O viés de alta para o dólar no Brasil, no entanto, não se sustentou em função do exterior, que puxava as cotações para baixo. A divulgação de novos números sobre a economia norte-americana por volta das 12h pesou sobre os rendimentos dos Treasuries e sobre o dólar lá fora, que se firmou em baixa ante praticamente todas as demais divisas.
Um relatório do Conference Board mostrou que seu índice de confiança do consumidor norte-americano subiu para 101,0 em novembro -- acima dos 99,1 no mês anterior, mas abaixo dos 102,0 esperados pelos economistas.
Já o índice manufatureiro composto do Federal Reserve de Richmond atingiu -5 em novembro, ante +3 em outubro. O indicador de remessas de manufaturas atingiu -8 em novembro, ante +9 em outubro.
Na esteira dos números norte-americanos o dólar à vista marcou a mínima de 4,8581 reais (-0,85%) às 12h41.
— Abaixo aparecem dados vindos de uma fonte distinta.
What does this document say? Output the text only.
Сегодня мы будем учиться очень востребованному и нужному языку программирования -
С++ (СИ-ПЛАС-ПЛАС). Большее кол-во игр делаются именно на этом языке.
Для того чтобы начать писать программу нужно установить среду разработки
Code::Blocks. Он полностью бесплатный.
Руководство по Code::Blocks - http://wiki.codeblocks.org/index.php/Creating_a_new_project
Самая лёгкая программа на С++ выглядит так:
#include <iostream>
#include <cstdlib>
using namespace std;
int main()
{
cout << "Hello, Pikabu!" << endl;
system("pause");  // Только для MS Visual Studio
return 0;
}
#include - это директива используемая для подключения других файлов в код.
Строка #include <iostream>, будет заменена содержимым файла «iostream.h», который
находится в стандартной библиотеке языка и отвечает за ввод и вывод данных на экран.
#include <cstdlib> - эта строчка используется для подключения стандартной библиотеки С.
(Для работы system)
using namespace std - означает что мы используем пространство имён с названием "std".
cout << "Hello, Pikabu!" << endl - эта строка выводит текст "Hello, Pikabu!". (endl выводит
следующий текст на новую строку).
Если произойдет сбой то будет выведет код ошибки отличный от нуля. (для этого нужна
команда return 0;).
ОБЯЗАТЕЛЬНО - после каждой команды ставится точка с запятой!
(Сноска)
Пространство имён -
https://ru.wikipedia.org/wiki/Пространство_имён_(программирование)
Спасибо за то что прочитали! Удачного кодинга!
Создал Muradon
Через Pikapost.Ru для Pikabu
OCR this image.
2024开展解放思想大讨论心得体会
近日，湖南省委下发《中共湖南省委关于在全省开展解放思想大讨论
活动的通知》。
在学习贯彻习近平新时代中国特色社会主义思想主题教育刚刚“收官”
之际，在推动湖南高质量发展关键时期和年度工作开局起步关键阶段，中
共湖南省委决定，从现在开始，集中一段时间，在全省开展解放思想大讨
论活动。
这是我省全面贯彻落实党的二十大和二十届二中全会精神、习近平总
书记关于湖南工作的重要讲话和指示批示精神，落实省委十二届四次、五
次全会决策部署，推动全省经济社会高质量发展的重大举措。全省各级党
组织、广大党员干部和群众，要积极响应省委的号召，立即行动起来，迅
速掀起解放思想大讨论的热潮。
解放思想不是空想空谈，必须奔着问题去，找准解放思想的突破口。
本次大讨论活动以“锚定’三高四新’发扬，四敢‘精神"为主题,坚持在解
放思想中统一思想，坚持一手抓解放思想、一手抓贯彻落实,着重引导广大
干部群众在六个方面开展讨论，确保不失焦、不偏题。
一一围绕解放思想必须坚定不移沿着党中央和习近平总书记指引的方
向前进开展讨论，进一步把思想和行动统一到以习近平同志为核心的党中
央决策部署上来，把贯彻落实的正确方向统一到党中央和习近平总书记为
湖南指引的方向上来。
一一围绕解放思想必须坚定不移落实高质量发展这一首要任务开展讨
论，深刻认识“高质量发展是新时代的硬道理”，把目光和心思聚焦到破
“Com o recuo dos rendimentos dos Treasuries e enquanto investidores aguardam novos indicadores e pronunciamentos de membros das principais autoridades monetárias, o dólar continua sem força para voltar a se valorizar globalmente”, afirmou durante a tarde Diego Costa, head de câmbio para Norte e Nordeste da B&T Câmbio, em comentário enviado a clientes.
Durante a tarde, comentários de uma autoridade do banco central dos EUA reforçaram o viés de baixa para o dólar. O diretor do Fed Christopher Waller sinalizou a possibilidade de a instituição reduzir sua taxa básica nos próximos meses, caso a inflação continue a cair. Ele também disse estar "cada vez mais confiante" de que o nível atual da taxa é adequado para reduzir a inflação à meta de 2%.
Já o presidente do Fed de Nova York, John Williams, disse que as expectativas de inflação de longo prazo têm se mantido encorajadoramente estáveis. Ele também saudou o declínio das pressões de preços.
Dois profissionais ouvidos pela Reuters pontuaram que, apesar da queda, o dólar seguia enfrentando no Brasil uma resistência técnica forte quando as cotações se aproximavam dos 4,84 reais.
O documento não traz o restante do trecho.